I don't usually read memoirs. Perhaps I have an unreasoning prejudice against them born of some reading experience in my distant past, but, generally, I just don't enjoy them. But I will always make an exception for Richard Ford.
Ford has written this short (less than 200 pages) memoir of his parents and of his experience growing up with them. It essentially consists of two long essays written some thirty years apart in time.
Both were written after his parents' deaths. The one about his mother was written first, although she was the second one to die. The second one about his father was written many years after his father died in 1960. Ford was only sixteen years old at the time.
In the book itself, the essays appear in the order of the deaths, so the one about the father is first, followed by the one about the mother.
We learn that Richard was an only child and his arrival was a bit of a surprise for his parents. They had been married for fifteen years when he was born. Apparently, those fifteen years had been happy ones that his parents spent mostly on the road. His father was a traveling salesman for the Faultless Starch Company and his mother went with him as he made his rounds to a number of southern states in his territory.
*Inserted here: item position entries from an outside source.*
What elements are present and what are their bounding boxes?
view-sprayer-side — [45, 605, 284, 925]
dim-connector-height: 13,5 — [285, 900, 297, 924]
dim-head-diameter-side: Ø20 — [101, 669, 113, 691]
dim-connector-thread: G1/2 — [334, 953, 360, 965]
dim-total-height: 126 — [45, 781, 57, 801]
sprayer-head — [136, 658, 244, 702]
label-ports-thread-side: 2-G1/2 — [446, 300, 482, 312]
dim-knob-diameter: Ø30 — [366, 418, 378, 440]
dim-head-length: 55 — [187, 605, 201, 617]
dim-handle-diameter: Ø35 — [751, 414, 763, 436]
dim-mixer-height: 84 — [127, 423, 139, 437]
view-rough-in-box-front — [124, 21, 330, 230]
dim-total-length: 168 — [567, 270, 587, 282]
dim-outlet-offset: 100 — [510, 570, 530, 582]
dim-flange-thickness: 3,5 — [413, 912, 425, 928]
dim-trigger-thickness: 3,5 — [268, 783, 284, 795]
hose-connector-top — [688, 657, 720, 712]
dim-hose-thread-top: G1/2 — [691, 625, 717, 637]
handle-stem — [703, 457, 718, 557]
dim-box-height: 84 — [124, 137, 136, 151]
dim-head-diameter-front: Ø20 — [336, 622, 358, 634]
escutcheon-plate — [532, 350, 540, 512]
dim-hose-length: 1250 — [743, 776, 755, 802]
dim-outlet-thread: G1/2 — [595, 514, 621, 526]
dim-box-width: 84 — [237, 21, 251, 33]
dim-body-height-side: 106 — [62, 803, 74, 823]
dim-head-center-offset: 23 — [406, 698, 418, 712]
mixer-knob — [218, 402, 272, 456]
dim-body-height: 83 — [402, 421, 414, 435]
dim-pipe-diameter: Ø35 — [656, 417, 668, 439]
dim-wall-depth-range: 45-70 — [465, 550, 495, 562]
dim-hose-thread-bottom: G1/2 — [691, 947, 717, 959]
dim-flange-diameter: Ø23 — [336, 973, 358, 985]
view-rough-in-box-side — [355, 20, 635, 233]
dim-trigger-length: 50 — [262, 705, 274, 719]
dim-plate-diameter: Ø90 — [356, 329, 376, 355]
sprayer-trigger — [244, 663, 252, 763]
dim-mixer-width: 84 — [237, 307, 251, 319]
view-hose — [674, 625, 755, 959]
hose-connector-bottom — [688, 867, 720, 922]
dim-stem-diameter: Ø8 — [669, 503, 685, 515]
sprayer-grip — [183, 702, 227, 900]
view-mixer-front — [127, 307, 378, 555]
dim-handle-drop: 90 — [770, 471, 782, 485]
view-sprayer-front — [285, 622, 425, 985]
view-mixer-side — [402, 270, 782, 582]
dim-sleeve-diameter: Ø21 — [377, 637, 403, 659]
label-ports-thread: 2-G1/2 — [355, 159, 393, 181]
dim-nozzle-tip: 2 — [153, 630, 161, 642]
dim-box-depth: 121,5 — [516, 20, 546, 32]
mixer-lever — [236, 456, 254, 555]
Both his parents were from Arkansas and that remained their home base in their years of travel, but with the expectation of a baby arriving on the scene, they decided to make a move. His father's employer encouraged him to move to a more central location within his territory so that he would be able to spend more time at home. Thus it was that they decided to move to Jackson, Mississippi, a town where they knew virtually no one. It was there that their son was born and where he spent the formative years of his life.
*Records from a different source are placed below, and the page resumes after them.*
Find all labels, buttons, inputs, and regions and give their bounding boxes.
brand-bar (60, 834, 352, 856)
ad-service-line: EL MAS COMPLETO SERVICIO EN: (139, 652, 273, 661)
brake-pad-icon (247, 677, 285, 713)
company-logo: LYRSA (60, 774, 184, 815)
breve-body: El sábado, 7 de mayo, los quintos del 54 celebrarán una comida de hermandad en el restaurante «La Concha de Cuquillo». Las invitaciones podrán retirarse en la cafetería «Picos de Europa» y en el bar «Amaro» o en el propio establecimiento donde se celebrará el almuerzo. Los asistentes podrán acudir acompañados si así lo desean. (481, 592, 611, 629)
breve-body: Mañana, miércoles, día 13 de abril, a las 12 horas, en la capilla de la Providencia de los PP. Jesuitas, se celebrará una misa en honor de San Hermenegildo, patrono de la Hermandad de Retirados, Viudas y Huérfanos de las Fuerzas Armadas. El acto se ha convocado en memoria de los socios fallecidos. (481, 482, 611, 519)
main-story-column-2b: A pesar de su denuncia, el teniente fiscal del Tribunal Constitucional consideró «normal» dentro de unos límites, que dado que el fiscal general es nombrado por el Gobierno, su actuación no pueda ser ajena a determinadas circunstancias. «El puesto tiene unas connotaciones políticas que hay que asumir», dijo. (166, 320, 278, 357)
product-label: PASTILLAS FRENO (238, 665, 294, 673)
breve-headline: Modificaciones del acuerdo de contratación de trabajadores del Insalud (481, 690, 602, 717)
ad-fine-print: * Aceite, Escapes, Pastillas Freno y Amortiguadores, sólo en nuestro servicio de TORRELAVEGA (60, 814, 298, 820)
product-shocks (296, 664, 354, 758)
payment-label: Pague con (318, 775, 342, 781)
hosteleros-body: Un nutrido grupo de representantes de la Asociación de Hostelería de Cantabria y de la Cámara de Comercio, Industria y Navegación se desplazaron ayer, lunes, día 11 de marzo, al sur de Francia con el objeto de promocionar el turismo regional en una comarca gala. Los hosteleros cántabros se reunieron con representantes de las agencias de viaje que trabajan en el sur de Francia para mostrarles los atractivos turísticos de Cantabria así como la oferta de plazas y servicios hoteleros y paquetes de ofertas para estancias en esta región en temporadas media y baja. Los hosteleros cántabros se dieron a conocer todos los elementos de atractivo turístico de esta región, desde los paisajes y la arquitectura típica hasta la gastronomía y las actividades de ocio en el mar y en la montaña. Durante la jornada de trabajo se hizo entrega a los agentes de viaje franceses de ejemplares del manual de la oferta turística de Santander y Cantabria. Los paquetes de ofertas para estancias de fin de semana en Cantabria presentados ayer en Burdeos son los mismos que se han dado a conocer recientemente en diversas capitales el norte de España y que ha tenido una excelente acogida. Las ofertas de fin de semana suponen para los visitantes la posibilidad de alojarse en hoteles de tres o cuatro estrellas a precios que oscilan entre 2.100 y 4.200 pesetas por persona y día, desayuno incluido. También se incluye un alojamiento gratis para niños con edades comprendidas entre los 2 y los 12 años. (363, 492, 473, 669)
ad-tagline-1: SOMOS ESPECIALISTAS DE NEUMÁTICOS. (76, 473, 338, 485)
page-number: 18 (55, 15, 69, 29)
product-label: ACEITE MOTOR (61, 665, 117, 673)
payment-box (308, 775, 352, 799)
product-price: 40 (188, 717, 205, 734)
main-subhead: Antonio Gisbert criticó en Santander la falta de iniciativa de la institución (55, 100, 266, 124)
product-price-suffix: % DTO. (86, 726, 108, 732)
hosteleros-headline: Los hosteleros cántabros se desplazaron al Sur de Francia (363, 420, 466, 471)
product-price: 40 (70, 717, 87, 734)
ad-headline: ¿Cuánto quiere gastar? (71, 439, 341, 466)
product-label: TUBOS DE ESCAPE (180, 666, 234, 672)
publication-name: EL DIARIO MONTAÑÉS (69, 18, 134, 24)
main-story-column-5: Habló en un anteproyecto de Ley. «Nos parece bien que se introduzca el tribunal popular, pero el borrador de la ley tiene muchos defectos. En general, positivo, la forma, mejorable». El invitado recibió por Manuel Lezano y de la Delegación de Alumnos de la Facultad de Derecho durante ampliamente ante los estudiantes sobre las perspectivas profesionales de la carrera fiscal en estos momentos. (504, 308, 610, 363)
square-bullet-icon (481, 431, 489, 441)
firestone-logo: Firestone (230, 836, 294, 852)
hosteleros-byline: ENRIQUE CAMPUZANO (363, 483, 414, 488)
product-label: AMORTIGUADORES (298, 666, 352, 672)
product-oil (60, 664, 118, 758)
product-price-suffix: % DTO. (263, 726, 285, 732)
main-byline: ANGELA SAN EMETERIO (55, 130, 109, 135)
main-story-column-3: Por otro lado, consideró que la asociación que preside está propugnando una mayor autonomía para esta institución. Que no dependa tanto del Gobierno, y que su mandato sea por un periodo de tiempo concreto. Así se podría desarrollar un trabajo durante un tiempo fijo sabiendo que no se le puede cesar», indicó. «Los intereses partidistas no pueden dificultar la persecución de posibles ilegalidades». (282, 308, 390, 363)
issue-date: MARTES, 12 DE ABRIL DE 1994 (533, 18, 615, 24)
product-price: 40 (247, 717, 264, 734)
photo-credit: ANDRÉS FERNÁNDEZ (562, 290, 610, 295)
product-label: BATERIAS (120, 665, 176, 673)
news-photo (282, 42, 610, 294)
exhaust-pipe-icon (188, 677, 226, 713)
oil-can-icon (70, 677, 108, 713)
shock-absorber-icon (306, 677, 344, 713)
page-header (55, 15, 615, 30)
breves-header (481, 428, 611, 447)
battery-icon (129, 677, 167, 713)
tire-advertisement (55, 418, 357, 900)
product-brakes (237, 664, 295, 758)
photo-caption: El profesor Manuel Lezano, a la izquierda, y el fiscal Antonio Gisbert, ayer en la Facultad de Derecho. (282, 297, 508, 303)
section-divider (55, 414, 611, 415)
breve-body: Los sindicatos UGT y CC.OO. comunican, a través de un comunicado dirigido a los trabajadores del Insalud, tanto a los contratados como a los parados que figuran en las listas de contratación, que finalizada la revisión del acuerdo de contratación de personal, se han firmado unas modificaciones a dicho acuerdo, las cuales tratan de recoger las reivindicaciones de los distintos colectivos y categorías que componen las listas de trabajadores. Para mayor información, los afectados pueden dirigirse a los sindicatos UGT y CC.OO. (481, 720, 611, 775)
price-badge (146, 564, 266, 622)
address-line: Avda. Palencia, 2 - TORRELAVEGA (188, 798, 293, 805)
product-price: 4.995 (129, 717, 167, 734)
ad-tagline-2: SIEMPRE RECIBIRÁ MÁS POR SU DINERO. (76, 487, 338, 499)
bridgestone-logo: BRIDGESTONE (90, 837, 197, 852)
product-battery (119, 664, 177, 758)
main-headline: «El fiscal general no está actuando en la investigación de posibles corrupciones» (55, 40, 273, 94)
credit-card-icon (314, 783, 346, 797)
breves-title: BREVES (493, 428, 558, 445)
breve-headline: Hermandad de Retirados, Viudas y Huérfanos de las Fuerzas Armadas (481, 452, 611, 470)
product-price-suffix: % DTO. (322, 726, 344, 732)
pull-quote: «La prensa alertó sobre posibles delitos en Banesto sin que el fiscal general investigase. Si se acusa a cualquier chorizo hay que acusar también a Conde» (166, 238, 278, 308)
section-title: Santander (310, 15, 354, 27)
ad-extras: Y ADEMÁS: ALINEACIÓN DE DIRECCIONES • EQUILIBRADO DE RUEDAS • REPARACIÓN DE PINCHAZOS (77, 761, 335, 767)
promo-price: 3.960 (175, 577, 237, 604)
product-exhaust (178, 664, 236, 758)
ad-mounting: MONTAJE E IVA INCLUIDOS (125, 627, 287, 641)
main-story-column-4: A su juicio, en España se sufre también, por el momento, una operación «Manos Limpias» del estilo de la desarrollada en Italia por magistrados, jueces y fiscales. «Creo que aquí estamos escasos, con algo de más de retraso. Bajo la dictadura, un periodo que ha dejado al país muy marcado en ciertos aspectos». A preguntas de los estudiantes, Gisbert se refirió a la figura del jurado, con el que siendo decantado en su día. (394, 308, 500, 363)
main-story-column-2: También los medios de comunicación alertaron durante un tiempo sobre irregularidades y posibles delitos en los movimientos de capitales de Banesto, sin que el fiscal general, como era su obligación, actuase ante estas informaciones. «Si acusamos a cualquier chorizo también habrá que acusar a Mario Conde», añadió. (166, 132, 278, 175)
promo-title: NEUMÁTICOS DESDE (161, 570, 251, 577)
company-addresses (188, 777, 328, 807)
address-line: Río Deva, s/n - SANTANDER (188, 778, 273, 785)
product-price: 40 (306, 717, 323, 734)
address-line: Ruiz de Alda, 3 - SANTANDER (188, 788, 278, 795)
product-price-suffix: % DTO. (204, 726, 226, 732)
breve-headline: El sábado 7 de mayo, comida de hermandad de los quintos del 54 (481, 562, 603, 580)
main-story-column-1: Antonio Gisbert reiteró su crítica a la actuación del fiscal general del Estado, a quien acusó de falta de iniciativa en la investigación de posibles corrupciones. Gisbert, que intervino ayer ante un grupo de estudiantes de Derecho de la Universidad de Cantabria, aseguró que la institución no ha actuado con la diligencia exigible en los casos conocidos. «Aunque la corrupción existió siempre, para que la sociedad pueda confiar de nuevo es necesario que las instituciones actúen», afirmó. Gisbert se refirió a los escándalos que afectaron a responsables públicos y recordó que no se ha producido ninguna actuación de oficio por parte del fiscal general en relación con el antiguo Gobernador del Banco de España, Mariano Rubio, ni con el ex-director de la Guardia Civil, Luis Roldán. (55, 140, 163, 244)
I've always felt a connection with Ford because of where he was born and grew up, for I was growing up in that area during much the same period, the '50s and '60s. Our family situations were quite different. My family were farmers and factory workers. His father was the aforementioned traveling salesman and his mother, after Richard's birth, was a stay-at-home mom. But we were both only children and we both grew up as observers, witnessing first our own families and then the larger society. And we both got out when we could.
This memoir seems to be Ford's attempt to give his witness of the lives of two ordinary, unremarkable people and perhaps to fix in his own mind his memories of them. Maybe it is his acknowledgement, too, that he wouldn't be the man he is, seventy-two years on, had it not been for them and his experiences as their son. Of course, the truth is he wouldn't be, period, had it not been for them.
A child never really experiences what life is like for his/her parents. How indeed can we ever truly understand the inner lives of even the people closest to us? The borders of their minds are closed to us. But Richard Ford, the observer, has put together his memories of actual events with his imagination and supposition of what his parents' lives must have been like, how they responded to events, what they felt. In doing so, he has given us an affectionate, insightful, and altogether tender portrait of two white people born in the South in the early part of the 20th century; two ordinary people who never made headlines or were noticed by the world outside their own circle of friends and family. And yet they managed to produce one extraordinary writer.